As Joseph deals with his brothers, they begin to think that they are being punished for their treatment of Joseph. In verse 22, Rueben makes two important statements. One, “Did I not tell you not to sin against the boy?” Two, “So now there comes a reckoning for his blood?”
It had been 30 years since the boys sold Joseph to the traders. But it seems the guilt of their actions was still eating away at them. It as though they fully expected to be punished for their grievous action at any moment. Rueben reinforces that when he talks about giving an answer for his (Joseph’s) blood.
One of the take aways from this is God has given us a conscience not to be a nuisance but to be a necessary check in our behavior. A good, healthy conscience brings to mind the things we have messed up so that we can clean them up. We need to be thankful for our conscience and its important but often painful. Another take away from this is our sin always requires a response. There is always a cost associated with our sin. Always. We either by grace through faith accept Jesus’ payment for our sin or we will pay eternally for our sin. In case you are wondering, it is a million times better to accept by grace through faith Jesus’ payment.
It is at this point in the story that we read in verse 24 about Joseph crying. While it is true that he walked away from the group to cry, at least we see him expressing emotion for his brothers and perhaps even for himself. It has often been said that it takes a big man to cry.

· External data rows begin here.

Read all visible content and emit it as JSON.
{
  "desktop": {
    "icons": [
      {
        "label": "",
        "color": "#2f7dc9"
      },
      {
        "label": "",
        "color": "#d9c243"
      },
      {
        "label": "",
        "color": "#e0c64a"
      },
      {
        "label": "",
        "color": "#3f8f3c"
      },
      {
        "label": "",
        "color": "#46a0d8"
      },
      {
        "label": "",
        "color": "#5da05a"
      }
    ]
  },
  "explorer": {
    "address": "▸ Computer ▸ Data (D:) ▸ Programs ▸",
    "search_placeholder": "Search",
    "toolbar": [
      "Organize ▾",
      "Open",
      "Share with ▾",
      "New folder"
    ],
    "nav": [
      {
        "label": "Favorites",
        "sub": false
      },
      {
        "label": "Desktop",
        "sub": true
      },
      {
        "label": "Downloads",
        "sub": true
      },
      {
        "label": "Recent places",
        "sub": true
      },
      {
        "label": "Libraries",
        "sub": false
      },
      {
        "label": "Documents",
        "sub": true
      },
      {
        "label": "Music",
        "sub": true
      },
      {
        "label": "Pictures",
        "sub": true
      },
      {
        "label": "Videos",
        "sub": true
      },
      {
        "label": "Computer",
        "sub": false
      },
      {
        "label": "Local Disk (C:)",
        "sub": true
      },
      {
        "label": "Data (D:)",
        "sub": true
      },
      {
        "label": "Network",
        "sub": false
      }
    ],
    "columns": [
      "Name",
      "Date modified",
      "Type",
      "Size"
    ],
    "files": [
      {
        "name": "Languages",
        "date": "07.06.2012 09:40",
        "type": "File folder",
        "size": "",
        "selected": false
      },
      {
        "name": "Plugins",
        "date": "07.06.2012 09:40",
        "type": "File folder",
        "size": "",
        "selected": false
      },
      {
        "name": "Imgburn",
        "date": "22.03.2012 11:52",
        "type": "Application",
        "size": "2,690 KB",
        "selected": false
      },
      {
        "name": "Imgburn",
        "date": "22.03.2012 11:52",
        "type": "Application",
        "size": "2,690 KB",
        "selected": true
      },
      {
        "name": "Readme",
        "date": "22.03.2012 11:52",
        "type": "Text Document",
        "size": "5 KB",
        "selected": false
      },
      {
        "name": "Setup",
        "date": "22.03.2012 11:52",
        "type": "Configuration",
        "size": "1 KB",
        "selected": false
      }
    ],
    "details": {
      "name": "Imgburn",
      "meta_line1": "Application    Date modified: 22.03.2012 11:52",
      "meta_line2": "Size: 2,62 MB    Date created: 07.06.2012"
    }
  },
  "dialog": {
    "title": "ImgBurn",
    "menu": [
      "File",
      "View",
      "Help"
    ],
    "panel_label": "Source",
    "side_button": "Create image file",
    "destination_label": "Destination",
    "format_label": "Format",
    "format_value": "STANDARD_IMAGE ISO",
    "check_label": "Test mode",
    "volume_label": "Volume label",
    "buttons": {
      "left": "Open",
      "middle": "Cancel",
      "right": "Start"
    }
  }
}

There are five other times that we will Joseph cry. One will be when he sees his brother Benjamin. The second will be when he reveals his identity to his brothers. The third will be when he sees his father, Jacob. The fourth will be when his father dies. And the fifth will be when he assured his brothers that they were truly forgiven.
What a person chooses to weep over is a good indication of that person’s character. So, what is it that causes you to cry? And what does that say about who you are?